Lajoie c. R., 2021 QCCA 1631
[11] Dans André c. R.[5], la Cour décrit le fardeau qui incombe à un accusé qui se pourvoit en appel en alléguant l’assistance inadéquate de l’avocat qui le représentait en première instance. La partie qui invoque un tel moyen doit faire la preuve prépondérante des gestes qu’elle reproche à son avocat. Il lui faut ensuite établir que ces gestes se situent à l’extérieur du vaste éventail de la représentation adéquate. Enfin, il est nécessaire de démontrer que cette assistance inadéquate a été source d’une erreur judiciaire, soit parce qu’elle a eu pour effet de compromettre l’équité du procès ou soit parce que, sans cette assistance inadéquate, il existe une possibilité raisonnable[6] que le verdict aurait été différent.

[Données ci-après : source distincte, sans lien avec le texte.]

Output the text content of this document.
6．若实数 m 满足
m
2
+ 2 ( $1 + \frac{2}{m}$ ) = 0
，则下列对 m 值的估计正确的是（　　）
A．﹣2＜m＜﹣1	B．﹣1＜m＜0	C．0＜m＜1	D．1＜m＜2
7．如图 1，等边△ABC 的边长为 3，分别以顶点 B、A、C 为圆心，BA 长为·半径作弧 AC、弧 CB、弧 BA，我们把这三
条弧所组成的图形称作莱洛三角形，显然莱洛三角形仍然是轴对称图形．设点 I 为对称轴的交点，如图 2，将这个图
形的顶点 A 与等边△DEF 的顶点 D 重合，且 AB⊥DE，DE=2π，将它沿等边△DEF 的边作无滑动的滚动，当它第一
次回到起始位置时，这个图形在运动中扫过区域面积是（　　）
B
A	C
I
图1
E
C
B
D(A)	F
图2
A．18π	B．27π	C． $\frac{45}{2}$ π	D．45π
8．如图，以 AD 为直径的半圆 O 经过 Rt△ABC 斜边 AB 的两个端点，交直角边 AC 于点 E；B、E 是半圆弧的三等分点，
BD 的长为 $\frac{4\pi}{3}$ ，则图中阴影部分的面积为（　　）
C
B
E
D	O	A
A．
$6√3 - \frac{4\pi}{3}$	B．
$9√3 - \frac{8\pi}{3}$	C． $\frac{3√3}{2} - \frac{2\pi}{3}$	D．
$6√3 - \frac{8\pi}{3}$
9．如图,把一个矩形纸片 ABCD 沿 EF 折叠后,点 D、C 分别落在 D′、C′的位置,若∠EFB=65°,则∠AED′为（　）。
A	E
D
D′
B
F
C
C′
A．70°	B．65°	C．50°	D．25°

[12] L’erreur judiciaire peut résulter de l’omission de l’avocat de consulter son client à propos de la stratégie de défense et la manière de la mettre en œuvre. L’avocat doit se préparer adéquatement pour le procès et étudier le dossier de l’accusé avec ce dernier afin de déterminer les défenses qui peuvent être soulevées. Le défaut de faire cet exercice peut entacher la fiabilité du verdict[7] ou l’équité du procès[8]. Il est certes préférable que l’avocat rencontre son client autrement que brièvement au palais de justice avant l’audience[9], mais l’essentiel demeure que l’avocat se prépare adéquatement au procès et qu’il s’assure de recueillir les instructions et la version des faits de son client.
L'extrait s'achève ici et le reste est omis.